“Rubare alla mafia è un suicidio”, nel pertinente ma poco fedele titolo con cui viene accreditata in Italia la pellicola di “Across 110th Street”, è stato rilanciato come cult-movie da Quentin Tarantino che gli ha dapprima dedicato una corposa citazione in “Pulp Fiction” - nell’episodio forse più truce denominato “L’orologio d’oro”, con Bruce Willis nella veste del pugile Butch Cooligde – e poi il tributo musicale con “Across 110th Street” che apre e chiude “Jackie Brown”, film a sua volta ricco di riferimenti alla blaxploitation. A ribadire il fascino esercitato dal brano di Womack, ci pensa nel 2007 anche Ridley Scott, che lo inserisce nella colonna sonora di “American Gangster”.
A tema di contenuti musicali, ci troviamo di fronte a un mirabile luogo d’incontro fra rhythm’n’blues, rock, soul e pop per orchestra, la cui riuscita è da ascriversi anche al contributo del braccio destro di Quincy Jones, Jay Jay Johnson, probabilmente il più grande trombonista bebop di ogni tempo, qui nella veste di direttore d’orchestra, arrangiatore e, talvolta, di autore. Un coacervo di stili, si diceva, ma comunque riconducibile in modo coerente alle attitudini dei due artefici: le molteplici variazioni di un soul fluido e cangiante per Womack, i raffinati affreschi orchestrali per Johnson, maggiormente inclini a riempire le vie del quartiere di Harlem, dopo la centodecima strada entro cui si svolge la trama dei film.
Il brano che dà il titolo alla soundtrack è un soul vigoroso ad alto coefficiente di orecchiabilità, che poggia i presupposti nella classica costruzione base-bridge-ritornello, in un loop incalzante che finisce con l’essere efficace tanto nella sua versione cantata (suddivisa in due parti), che nella declinazione strumentale, con le sue iniezioni jazzy a fornire benzina all’azione evocata. C’erano tutte le condizioni per un instant classic del funky-soul eppure, a parte il poco esaltante numero 56 nella classifica di Billboard (e il 19 nella Soul Singles) , occorrerà attendere lo sdoganamento tarantiniano per regalare al pezzo una certa notorietà e, con essa, una seconda giovinezza.

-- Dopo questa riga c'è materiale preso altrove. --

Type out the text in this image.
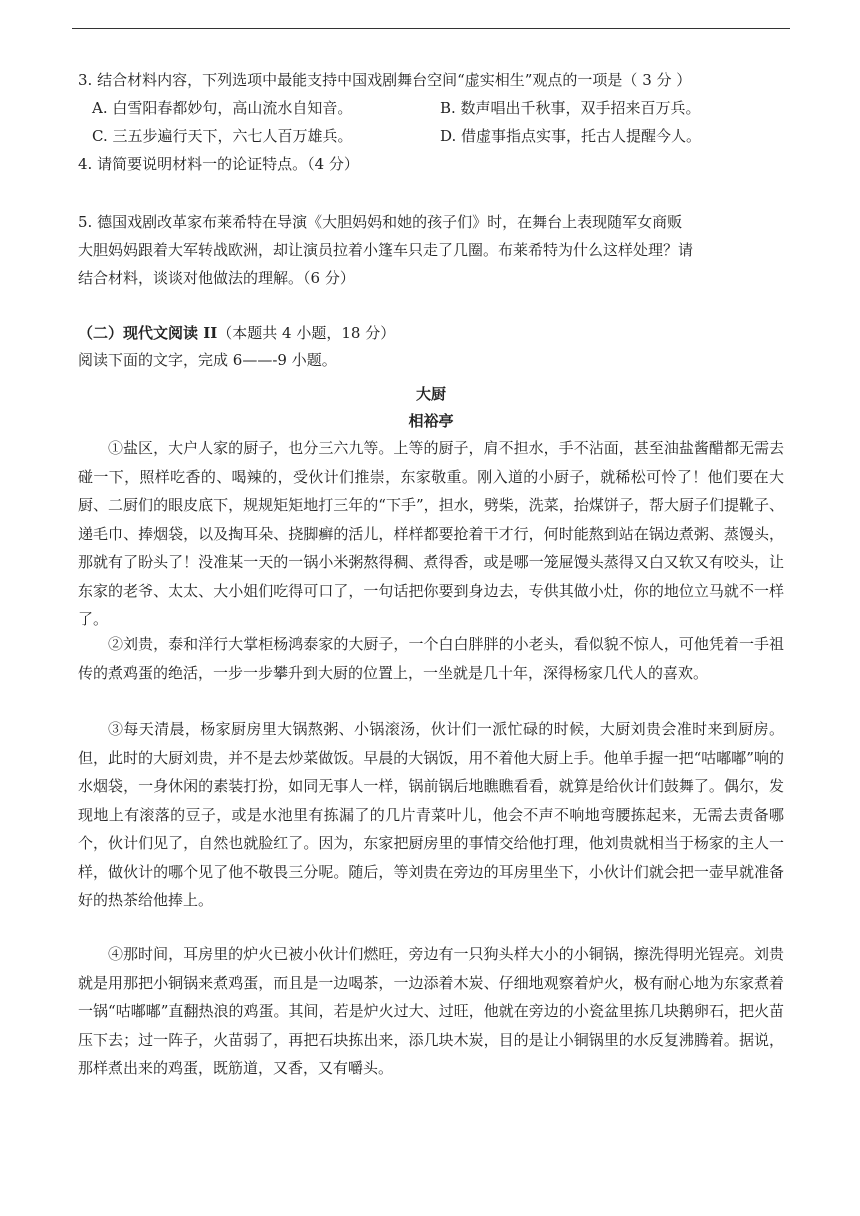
3. 结合材料内容，下列选项中最能支持中国戏剧舞台空间“虚实相生”观点的一项是（ 3 分 ）
A. 白雪阳春都妙句，高山流水自知音。	B. 数声唱出千秋事，双手招来百万兵。
C. 三五步遍行天下，六七人百万雄兵。	D. 借虚事指点实事，托古人提醒今人。
4. 请简要说明材料一的论证特点。（4 分）
5. 德国戏剧改革家布莱希特在导演《大胆妈妈和她的孩子们》时，在舞台上表现随军女商贩
大胆妈妈跟着大军转战欧洲，却让演员拉着小篷车只走了几圈。布莱希特为什么这样处理？请
结合材料，谈谈对他做法的理解。（6 分）
（二）现代文阅读 II（本题共 4 小题，18 分）
阅读下面的文字，完成 6——-9 小题。
大厨
相裕亭
①盐区，大户人家的厨子，也分三六九等。上等的厨子，肩不担水，手不沾面，甚至油盐酱醋都无需去碰一下，照样吃香的、喝辣的，受伙计们推崇，东家敬重。刚入道的小厨子，就稀松可怜了！他们要在大厨、二厨们的眼皮底下，规规矩矩地打三年的“下手”，担水，劈柴，洗菜，抬煤饼子，帮大厨子们提靴子、递毛巾、捧烟袋，以及掏耳朵、挠脚癣的活儿，样样都要抢着干才行，何时能熬到站在锅边煮粥、蒸馒头，那就有了盼头了！没准某一天的一锅小米粥熬得稠、煮得香，或是哪一笼屉馒头蒸得又白又软又有咬头，让东家的老爷、太太、大小姐们吃得可口了，一句话把你要到身边去，专供其做小灶，你的地位立马就不一样了。
②刘贵，泰和洋行大掌柜杨鸿泰家的大厨子，一个白白胖胖的小老头，看似貌不惊人，可他凭着一手祖传的煮鸡蛋的绝活，一步一步攀升到大厨的位置上，一坐就是几十年，深得杨家几代人的喜欢。
③每天清晨，杨家厨房里大锅熬粥、小锅滚汤，伙计们一派忙碌的时候，大厨刘贵会准时来到厨房。但，此时的大厨刘贵，并不是去炒菜做饭。早晨的大锅饭，用不着他大厨上手。他单手握一把“咕嘟嘟”响的水烟袋，一身休闲的素装打扮，如同无事人一样，锅前锅后地瞧瞧看看，就算是给伙计们鼓舞了。偶尔，发现地上有滚落的豆子，或是水池里有拣漏了的几片青菜叶儿，他会不声不响地弯腰拣起来，无需去责备哪个，伙计们见了，自然也就脸红了。因为，东家把厨房里的事情交给他打理，他刘贵就相当于杨家的主人一样，做伙计的哪个见了他不敬畏三分呢。随后，等刘贵在旁边的耳房里坐下，小伙计们就会把一壶早就准备好的热茶给他捧上。
④那时间，耳房里的炉火已被小伙计们燃旺，旁边有一只狗头样大小的小铜锅，擦洗得明光锃亮。刘贵就是用那把小铜锅来煮鸡蛋，而且是一边喝茶，一边添着木炭、仔细地观察着炉火，极有耐心地为东家煮着一锅“咕嘟嘟”直翻热浪的鸡蛋。其间，若是炉火过大、过旺，他就在旁边的小瓷盆里拣几块鹅卵石，把火苗压下去；过一阵子，火苗弱了，再把石块拣出来，添几块木炭，目的是让小铜锅里的水反复沸腾着。据说，那样煮出来的鸡蛋，既筋道，又香，又有嚼头。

Laddove molte colonne sonore speculano sull’idea portante per arrivare in fondo, Womack ricorre a tutte le sue virtù compositive calando un tris letale con “Do It Right”, scintillante tributo rock al r’n’b del godfather James Brown , “Hang On In There”, un old school soul che si mette sulle tracce di Wilson Pickett, e con “Quicksand”, in pratica il concetto di musical concentrato in meno di due minuti. Come non bastasse, va a giocarsela con Al Green e Marvin Gaye sui territori della soft ballad con “If You Don’t Want My Love (Give It Back)”, un lento mozzafiato in cui sembrano affacciarsi tutte le luci notturne della Grande Mela; mirabilia ribadita dalla versione di J.J. Johnson, che nel take orchestrale ci regala uno dei più bei tributi a Bacharach mai scritti (altri sono presenti nella menzionata colonna sonora “Shaft” di Isaac Hayes, ugualmente notevole).
L’orchestra si addentra fra le strade sinistre del quartiere nero di New York, imprimendo sullo spartito di “Harlem Clavinette” una fusion per fiati e tastiere con tanto di solo chitarristico, e svelandone il volto notturno in “Harlem Love Theme”, che ci sussurra all’orecchio nostalgie di un tempo ormai lontano, o forse mai realmente appartenuto a quei luoghi.
Insomma, tutto è al suo posto, e non solo per accompagnare le vicende di una città violenta e decadente (negli anni 70 nemmeno così lontane dalla realtà), ma anche per brillare di luce propria svincolandosi dalla narrazione.
A confermare lo status di cult dell’opera, nel 2012 arriva sul mercato la ristampa del quarantennale, corroborata da un secondo cd contenente le due uscite successive di Womack solista, “Facts Of Life” (1973) e “Lookin’ For A Love Again”(1974), che completano uno dei suoi più floridi momenti artistici e commerciali. Dopo un ulteriore periodo felice negli anni 80 ( in particolare con “The Poet” nel 1981), seguito da anni di relativo anonimato quando non di assenza totale dalle scene, il soulman di Cleveland si rilancia a sorpresa nel 2010 con la partecipazione all’hit album “Plastic Beach”dei Gorillaz, il cui leader Damon Albarn produrrà nel 2012 “The Bravest Man In The Universe”, disco che ribadisce in chiave patinata e moderna le straordinarie doti di interprete e di compositore di questo big assoluto della black music.